Mr Zuma said he was not surprised by the resignation of his former comrades, saying it had been in the air for quite a while. “It is just disappointing that people who have been in the leadership, who have been leading people within the ANC, are not able to show leadership when they come across difficulties,” he said. Others went further, accusing the defectors of preparing to ditch the ANC because it is questioning the conservative economic policies adopted under Mr Mbeki.
The trade union movement, Cosatu, called Mr Shilowa a “whisky-drinking egotist”, and a black sheep who had betrayed the movement. “He changed from being a darling of workers to a member of expensive, elitist, whisky-drinking and cigar-smoking clubs,” said Cosatu.
From this perspective the division in the ANC is a left-right split, with Zuma supporters on the left and Lekota supporters on the right. In reality, the situation is more complex, with some alleging that tribal differences are at least in part responsible for the divisions. Xhosas, used to holding influence under Mr Mbeki, are said to be angry at being sidelined under Mr Zuma, who is a Zulu. However these are inflammatory statements, more often spoken behind closed doors than openly aired.
In the wake of their breakaway and in preparation for the party’s launch, rallies have taken place around the country, at which supporters of the new party have torn up or burnt their ANC membership cards.
Mr Lekota has spoken at these meetings, where his supporters wore yellow and white T-shirts carrying his image. But the rallies have been countered by demonstrations by ANC loyalists, some of whom chanted “Kill Shilowa, kill Lekota”. Some meetings have been attacked, and only police intervention has prevented Lekota supporters from being injured.
The organisers of the new party complain that venues they wanted to book have been denied them. The ANC has condemned the violence and called for calm. But the party has also accused the dissidents of intolerance for burning ANC emblems. “The ANC has noted with utter disgust the rising levels of political intolerance in the country by supporters of the group,” it said.
The violence that has greeted some of the rebels meetings has lead to fears particularly in white communities that the split in the party may lead to serious violence similar to that of Zimbabwe from ANC supporters unwilling to see a wane in their party’s power. Yet if the split is peaceful, as is largely expected, a credible opposition will provide the current government with the impetus to attack the problems facing the country, especially the still huge number of people in poverty and shockingly high crime rate.
The rebels have a very promising constituency in the black middle and upper class that expanded under Mr Mbeki.
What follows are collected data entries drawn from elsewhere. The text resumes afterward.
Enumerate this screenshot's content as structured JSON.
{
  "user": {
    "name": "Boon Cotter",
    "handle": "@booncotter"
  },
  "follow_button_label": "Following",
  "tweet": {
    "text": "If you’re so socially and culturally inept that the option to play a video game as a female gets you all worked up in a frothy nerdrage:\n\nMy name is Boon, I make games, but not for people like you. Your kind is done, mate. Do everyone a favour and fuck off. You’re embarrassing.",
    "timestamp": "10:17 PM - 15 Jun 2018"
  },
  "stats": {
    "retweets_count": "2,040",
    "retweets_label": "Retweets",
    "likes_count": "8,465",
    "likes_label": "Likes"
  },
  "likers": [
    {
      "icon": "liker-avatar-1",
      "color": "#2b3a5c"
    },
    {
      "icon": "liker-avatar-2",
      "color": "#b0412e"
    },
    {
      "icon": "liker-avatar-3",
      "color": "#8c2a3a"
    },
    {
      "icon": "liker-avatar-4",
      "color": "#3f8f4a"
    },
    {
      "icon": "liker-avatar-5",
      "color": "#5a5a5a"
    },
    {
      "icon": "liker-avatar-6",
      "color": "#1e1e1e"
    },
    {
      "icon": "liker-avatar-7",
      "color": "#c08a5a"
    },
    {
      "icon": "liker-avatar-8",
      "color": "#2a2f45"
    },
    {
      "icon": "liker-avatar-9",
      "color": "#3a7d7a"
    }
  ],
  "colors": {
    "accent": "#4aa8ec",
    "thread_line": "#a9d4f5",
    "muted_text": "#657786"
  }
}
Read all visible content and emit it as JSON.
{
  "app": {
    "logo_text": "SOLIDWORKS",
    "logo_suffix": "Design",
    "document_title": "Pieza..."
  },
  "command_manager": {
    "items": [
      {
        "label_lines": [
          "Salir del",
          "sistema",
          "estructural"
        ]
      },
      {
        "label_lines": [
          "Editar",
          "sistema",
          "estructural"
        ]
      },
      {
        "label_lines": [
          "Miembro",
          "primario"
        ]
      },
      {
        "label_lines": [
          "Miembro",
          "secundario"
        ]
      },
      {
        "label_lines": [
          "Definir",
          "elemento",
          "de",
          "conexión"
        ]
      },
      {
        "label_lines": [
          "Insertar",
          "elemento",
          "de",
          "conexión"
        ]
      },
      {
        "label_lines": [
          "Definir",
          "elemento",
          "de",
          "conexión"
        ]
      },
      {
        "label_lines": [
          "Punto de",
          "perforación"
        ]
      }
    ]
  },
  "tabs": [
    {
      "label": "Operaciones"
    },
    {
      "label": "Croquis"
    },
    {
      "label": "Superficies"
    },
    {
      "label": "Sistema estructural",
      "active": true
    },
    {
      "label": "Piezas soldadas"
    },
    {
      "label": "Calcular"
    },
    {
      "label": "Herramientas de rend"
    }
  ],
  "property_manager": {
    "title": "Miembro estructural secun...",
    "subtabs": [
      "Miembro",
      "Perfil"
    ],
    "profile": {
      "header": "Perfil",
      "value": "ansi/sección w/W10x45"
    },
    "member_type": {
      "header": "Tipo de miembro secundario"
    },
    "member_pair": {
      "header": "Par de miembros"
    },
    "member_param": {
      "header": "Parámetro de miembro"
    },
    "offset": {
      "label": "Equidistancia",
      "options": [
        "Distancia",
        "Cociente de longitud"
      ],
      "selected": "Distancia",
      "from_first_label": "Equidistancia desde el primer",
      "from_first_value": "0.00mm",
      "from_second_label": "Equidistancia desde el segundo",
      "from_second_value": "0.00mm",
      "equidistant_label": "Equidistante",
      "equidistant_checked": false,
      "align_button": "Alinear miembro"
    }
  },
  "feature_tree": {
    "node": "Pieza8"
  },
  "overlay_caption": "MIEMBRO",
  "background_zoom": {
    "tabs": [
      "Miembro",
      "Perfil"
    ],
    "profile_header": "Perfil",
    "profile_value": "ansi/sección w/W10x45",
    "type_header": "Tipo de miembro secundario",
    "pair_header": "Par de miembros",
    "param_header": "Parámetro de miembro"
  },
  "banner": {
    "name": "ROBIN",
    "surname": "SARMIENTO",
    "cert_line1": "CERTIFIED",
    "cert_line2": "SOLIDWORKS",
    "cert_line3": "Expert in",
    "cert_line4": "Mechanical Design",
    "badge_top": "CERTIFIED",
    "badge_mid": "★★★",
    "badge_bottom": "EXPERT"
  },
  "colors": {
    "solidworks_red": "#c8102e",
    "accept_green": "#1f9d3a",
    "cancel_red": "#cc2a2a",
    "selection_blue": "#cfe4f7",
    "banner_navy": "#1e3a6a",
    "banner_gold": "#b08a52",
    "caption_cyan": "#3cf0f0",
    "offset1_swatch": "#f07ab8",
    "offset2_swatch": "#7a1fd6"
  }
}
They do not appear to be short of cash but they are short of time if they want to mount a credible challenge to the ANC at next year’s poll. The ruling party could even opt for an early ballot to complicate such plans. Even if all goes well, the new party will struggle to secure a mass defection of ordinary voters, who still view the ANC as the party that best represents their interests, and would not expect to win.
However, the rebels could potentially dent the ANC vote, taking the ruling party below the critical two-thirds threshold in parliament; and if the gains were more significant, they could potentially become a significant player in the medium term.
The political schism does however mark a dramatic shake-up in a country where the ANC has dominated political life since the end of white-minority rule in 1994, and after 14 years of ANC rule there is now a palpable wind of change in the air.